9 - LA CONTESTAZIONE E' STATA LA MIGLIOR PRESTAZIONE

Anche nel dopo gara è proseguita la spregiudicata contestazione del tifo organizzato - senza mai sconfinare nell'illogico e nella brutalità - che per una volta non ha sostenuto la squadra dalle tribune per ovvie ragioni. Reagire con fervida alterigia e composto disprezzo nei confronti di un gruppo di calciatori poco onorevoli per il fenomeno meteorico del tifo a Napoli, sempre tracimante amore, è stata la risposta più forte e irreprensibile che negl'ultimi tempi la gente delle curve abbia potuto inscenare, senza pretese né offese.

La testimonianza più attiva che mai che a Napoli il tifo è maturo, consapevole e attento alle dinamiche, senza lasciarsi condizionare o fomentare da agenti esterni, perchè come dice un coro "Napoli è della gente" e l'appartenenza non si giudica, si rivendica.

10 - A DE LAURENTIIS L'ARDUA SENTENZA

Se sarà Antonio Conte il prossimo tecnico del Napoli la certezza sarà solo che la squadra sempre sotto tono in quest'annata funesta non si vedrà più, compatibilmente con il livello tecnico.

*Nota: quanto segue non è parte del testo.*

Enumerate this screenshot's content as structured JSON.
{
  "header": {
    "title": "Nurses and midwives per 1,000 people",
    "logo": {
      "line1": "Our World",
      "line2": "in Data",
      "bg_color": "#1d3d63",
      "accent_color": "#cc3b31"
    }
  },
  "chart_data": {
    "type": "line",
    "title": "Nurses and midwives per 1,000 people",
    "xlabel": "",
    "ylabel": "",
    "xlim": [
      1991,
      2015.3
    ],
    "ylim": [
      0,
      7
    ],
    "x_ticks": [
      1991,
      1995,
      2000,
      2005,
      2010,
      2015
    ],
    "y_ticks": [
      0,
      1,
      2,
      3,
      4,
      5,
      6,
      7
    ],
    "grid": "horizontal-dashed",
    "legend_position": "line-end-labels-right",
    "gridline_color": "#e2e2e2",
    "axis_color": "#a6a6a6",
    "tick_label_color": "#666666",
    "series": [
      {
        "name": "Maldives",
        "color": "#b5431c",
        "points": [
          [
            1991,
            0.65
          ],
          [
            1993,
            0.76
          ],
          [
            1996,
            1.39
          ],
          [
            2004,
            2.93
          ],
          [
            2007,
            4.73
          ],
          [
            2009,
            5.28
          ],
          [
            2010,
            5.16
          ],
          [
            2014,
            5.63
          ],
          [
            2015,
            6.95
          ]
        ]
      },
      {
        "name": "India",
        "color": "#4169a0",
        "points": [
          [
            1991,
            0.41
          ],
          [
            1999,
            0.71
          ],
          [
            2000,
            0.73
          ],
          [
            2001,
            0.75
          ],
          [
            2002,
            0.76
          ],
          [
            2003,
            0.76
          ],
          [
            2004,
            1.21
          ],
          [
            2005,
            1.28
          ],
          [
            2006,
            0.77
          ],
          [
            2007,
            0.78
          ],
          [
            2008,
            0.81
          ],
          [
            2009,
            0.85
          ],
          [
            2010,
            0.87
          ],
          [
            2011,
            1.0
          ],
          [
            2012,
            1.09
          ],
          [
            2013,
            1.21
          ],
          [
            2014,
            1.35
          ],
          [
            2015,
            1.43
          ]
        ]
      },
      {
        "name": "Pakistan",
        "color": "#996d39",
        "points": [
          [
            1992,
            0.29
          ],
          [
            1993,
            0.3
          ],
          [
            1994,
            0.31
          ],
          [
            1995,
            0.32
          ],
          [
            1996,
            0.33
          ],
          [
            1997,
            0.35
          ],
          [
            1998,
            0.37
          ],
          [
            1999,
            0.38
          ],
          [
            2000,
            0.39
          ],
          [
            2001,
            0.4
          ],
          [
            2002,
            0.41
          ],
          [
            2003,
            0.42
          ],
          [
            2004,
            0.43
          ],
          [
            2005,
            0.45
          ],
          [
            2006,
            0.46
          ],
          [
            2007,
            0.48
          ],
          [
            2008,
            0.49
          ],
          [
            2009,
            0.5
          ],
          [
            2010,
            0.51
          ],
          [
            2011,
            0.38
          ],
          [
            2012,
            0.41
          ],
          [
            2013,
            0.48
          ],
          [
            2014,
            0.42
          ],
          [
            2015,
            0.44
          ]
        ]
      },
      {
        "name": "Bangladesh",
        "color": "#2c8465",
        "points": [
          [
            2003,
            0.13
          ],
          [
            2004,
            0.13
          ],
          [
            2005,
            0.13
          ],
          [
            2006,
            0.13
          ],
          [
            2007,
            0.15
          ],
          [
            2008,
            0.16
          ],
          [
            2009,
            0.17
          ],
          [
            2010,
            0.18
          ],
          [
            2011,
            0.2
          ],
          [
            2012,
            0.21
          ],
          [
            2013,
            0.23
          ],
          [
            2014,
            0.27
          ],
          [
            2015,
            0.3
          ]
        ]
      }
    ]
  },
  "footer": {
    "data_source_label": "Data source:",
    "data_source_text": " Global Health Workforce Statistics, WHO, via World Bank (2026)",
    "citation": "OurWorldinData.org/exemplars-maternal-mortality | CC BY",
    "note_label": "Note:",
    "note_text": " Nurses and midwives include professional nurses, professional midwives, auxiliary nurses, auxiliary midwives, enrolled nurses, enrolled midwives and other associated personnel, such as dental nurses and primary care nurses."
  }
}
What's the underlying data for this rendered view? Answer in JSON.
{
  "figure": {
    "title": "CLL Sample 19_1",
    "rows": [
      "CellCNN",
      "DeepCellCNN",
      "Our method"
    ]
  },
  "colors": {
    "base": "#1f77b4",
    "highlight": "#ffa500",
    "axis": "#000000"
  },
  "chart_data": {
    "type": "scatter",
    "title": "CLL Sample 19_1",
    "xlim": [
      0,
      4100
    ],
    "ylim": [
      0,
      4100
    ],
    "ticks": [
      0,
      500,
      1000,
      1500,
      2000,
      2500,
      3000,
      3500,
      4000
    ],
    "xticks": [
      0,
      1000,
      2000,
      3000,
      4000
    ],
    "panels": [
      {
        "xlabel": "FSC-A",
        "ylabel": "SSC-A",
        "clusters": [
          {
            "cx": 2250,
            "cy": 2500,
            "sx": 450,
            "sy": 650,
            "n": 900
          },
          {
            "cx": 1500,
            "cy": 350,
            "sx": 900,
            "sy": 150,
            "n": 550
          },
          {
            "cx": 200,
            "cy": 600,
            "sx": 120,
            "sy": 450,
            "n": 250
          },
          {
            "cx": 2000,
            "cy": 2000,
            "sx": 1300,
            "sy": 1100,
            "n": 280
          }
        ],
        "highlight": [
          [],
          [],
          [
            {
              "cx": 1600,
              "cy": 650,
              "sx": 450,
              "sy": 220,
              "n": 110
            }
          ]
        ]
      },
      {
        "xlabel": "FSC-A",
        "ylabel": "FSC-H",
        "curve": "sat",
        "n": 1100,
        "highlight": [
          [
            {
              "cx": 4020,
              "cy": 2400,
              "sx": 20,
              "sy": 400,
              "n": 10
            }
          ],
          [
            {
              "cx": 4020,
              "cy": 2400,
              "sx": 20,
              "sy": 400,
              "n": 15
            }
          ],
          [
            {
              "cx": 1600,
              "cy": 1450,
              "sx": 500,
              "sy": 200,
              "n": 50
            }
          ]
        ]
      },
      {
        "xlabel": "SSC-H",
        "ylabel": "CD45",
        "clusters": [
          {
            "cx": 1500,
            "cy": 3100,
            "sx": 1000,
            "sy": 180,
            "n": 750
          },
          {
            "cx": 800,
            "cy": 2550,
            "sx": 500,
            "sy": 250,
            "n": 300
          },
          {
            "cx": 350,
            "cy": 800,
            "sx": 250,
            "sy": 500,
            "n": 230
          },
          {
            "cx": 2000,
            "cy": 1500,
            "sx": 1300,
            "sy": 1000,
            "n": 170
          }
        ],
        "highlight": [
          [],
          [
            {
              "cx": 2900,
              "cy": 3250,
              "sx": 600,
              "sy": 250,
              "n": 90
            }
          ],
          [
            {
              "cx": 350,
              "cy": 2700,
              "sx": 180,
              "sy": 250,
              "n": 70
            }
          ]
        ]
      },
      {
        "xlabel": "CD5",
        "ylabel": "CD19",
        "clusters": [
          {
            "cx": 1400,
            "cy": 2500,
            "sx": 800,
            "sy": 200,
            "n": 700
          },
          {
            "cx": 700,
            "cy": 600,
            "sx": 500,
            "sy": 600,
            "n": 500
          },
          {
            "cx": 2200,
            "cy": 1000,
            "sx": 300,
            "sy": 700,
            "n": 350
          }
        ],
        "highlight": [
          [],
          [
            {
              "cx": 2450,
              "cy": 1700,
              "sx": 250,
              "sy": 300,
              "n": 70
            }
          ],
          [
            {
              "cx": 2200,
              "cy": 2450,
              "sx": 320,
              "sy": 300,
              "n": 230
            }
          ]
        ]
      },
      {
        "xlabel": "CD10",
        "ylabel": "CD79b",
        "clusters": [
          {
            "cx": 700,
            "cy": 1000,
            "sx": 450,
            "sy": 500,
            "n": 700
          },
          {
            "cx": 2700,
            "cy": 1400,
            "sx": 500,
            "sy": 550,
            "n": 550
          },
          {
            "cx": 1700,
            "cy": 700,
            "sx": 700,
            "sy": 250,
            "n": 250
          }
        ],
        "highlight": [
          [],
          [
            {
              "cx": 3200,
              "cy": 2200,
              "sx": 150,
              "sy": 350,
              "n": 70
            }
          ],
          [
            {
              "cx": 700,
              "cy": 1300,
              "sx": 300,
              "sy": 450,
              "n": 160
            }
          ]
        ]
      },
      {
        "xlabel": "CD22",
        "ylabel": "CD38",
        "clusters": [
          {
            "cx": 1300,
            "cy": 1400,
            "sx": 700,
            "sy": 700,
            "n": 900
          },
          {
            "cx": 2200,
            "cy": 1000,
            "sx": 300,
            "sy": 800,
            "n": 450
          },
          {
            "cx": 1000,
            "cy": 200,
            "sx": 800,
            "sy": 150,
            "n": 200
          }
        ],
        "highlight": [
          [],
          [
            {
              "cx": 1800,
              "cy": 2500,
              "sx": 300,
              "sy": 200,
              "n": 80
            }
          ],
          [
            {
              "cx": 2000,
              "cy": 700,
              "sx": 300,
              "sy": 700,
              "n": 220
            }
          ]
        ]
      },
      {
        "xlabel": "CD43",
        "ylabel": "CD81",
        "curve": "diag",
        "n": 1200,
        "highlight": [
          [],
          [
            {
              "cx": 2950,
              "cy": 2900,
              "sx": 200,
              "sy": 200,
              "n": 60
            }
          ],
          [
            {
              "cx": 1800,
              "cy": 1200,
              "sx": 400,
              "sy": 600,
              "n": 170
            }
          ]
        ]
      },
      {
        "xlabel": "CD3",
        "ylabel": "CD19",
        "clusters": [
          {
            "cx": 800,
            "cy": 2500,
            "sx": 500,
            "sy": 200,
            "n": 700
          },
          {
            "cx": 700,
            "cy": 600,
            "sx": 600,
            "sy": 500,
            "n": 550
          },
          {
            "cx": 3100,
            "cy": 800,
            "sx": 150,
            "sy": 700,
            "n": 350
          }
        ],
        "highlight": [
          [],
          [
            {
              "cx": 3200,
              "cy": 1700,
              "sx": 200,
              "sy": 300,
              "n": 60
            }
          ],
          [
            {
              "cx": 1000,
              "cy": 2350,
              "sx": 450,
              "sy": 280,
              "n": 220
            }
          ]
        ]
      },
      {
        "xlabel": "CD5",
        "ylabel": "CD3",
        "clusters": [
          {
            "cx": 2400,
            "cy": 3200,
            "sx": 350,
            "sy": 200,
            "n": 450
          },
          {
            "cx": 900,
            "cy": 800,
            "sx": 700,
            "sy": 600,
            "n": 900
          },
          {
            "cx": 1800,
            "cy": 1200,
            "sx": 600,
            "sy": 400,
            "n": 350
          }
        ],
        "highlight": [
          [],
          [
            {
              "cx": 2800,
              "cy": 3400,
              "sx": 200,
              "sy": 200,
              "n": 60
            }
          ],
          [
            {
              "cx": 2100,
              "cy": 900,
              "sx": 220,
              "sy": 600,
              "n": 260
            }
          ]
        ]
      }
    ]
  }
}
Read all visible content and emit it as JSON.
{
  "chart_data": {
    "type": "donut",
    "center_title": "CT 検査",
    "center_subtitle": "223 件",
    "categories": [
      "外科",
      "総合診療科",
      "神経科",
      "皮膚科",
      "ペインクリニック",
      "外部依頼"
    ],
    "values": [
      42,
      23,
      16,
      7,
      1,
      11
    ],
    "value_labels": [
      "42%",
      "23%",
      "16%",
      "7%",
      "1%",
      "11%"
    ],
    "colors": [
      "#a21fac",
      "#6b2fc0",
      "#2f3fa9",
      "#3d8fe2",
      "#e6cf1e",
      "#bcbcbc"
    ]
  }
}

Ma non può essere il solo allenatore con il suo staff a fare da ristrutturatore dell'opera calcistica a Napoli. Servono idee di futuro scalabili.

Aurelio De Laurentiis dopo essere passato da presidente, a padre, a consulente tecnico ad alchimista della situazione, ora è tornato suo malgrado a fare solo il presidente ed a ripristinare la mission che l'interruzione di continuità del progetto sportivo di crescita impone di constatare.

Sa sarà vera rivoluzione con 16 giocatori nuovi o anche di più, lo diranno i prossimi mesi. Intanto più che delegare e defilarsi dalla scena, ad ADL suggeriamo di cambiare comportamento ed essere categorico non solo con se stesso ma anche con i suoi subordinati, nella piena e dogmatica adesione al principio morale che viene prima il Napoli e poi il Napoli, perchè sono le persone capaci con valori umani che fanno grandi le società e non può sempre valere una regola inversa.